Thursday, July 12, 2012
Bastille Day, the French national holiday celebrated on July 14th each year, celebrates the storming of ‘La Bastille’ prison by French peasants in 1789 and therefore the start of the French revolution.
While most people think the holiday commemorates just the storming of the Bastille, it actually also commemorates the Fête de la Fédération held on July 14, 1790 to celebrate its first anniversary. A huge national party, the Fête de la Fédération was held to celebrate the new post-revolution French state, and has come to be seen as a symbol of the birth of the nation of France.
The Bastille was a prison where people had been unfairly jailed by the King and famous for holding political prisoners and those whose writings displeased Louis 16th. Thus the Bastille had become a symbol of the unfair repression of the monarchy.

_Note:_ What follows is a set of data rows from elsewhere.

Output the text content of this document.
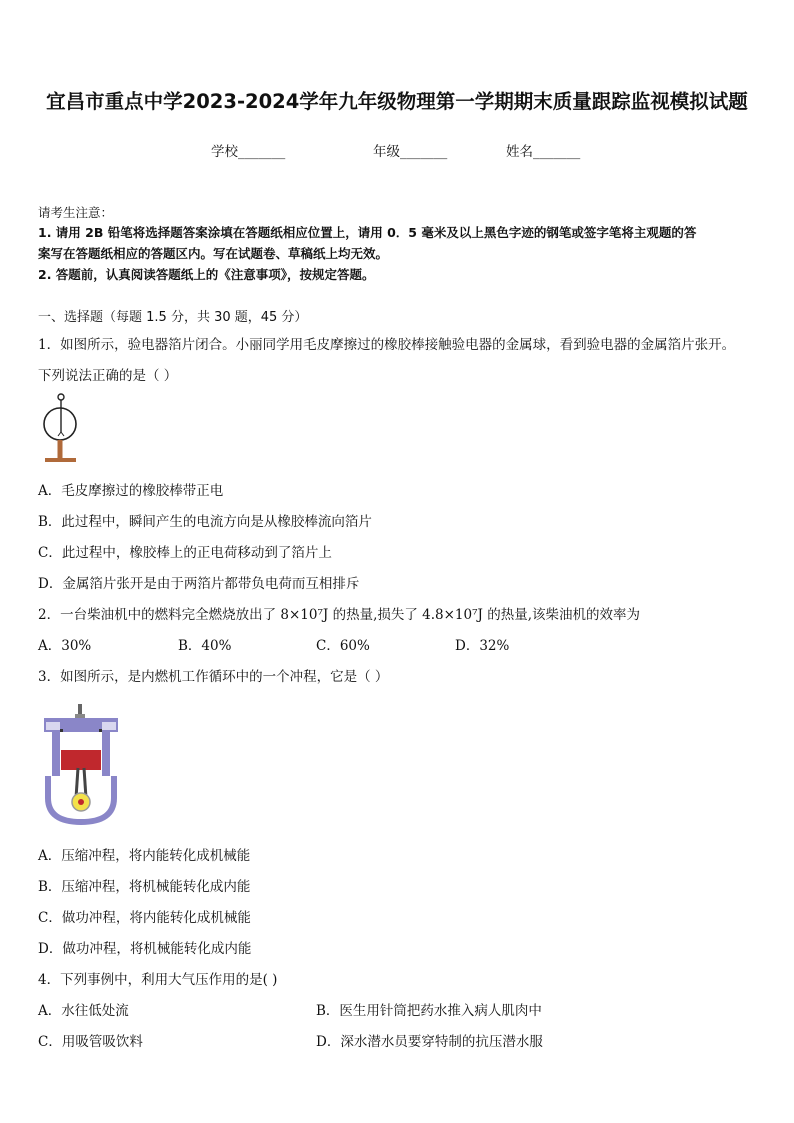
宜昌市重点中学2023-2024学年九年级物理第一学期期末质量跟踪监视模拟试题
学校_______	年级_______	姓名_______
请考生注意：
1. 请用 2B 铅笔将选择题答案涂填在答题纸相应位置上，请用 0．5 毫米及以上黑色字迹的钢笔或签字笔将主观题的答
案写在答题纸相应的答题区内。写在试题卷、草稿纸上均无效。
2. 答题前，认真阅读答题纸上的《注意事项》，按规定答题。
一、选择题（每题 1.5 分，共 30 题，45 分）
1．如图所示，验电器箔片闭合。小丽同学用毛皮摩擦过的橡胶棒接触验电器的金属球，看到验电器的金属箔片张开。
下列说法正确的是（ ）
A．毛皮摩擦过的橡胶棒带正电
B．此过程中，瞬间产生的电流方向是从橡胶棒流向箔片
C．此过程中，橡胶棒上的正电荷移动到了箔片上
D．金属箔片张开是由于两箔片都带负电荷而互相排斥
2．一台柴油机中的燃料完全燃烧放出了 8×10⁷J 的热量,损失了 4.8×10⁷J 的热量,该柴油机的效率为
A．30%	B．40%	C．60%	D．32%
3．如图所示，是内燃机工作循环中的一个冲程，它是（ ）
A．压缩冲程，将内能转化成机械能
B．压缩冲程，将机械能转化成内能
C．做功冲程，将内能转化成机械能
D．做功冲程，将机械能转化成内能
4．下列事例中，利用大气压作用的是( )
A．水往低处流	B．医生用针筒把药水推入病人肌肉中
C．用吸管吸饮料	D．深水潜水员要穿特制的抗压潜水服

Somewhat ironically, in actuality there were only 7 inmates housed in the Bastille when it was stormed. Truth be told, the storming of the Bastille was more important as a symbolic act of rebellion than a practical act of defiance. Although it was certainly an important moment in the French Revolution and the history of France, the typical image of courageous French patriots storming the Bastille and freeing hundreds of oppressed peasants is not quite historically accurate.
Still, the whole day, its history and now the large national party that it has become, is extremely important to the people of France with fireworks being the highlight in most French towns.
To us this year it is equally as important as it will be the first ‘Bastille Day’ that we have spent in St Malo and therefore marks our own revolution and the rebirth of our life here in France.
Vive la France and Bonne quatorze Juillet!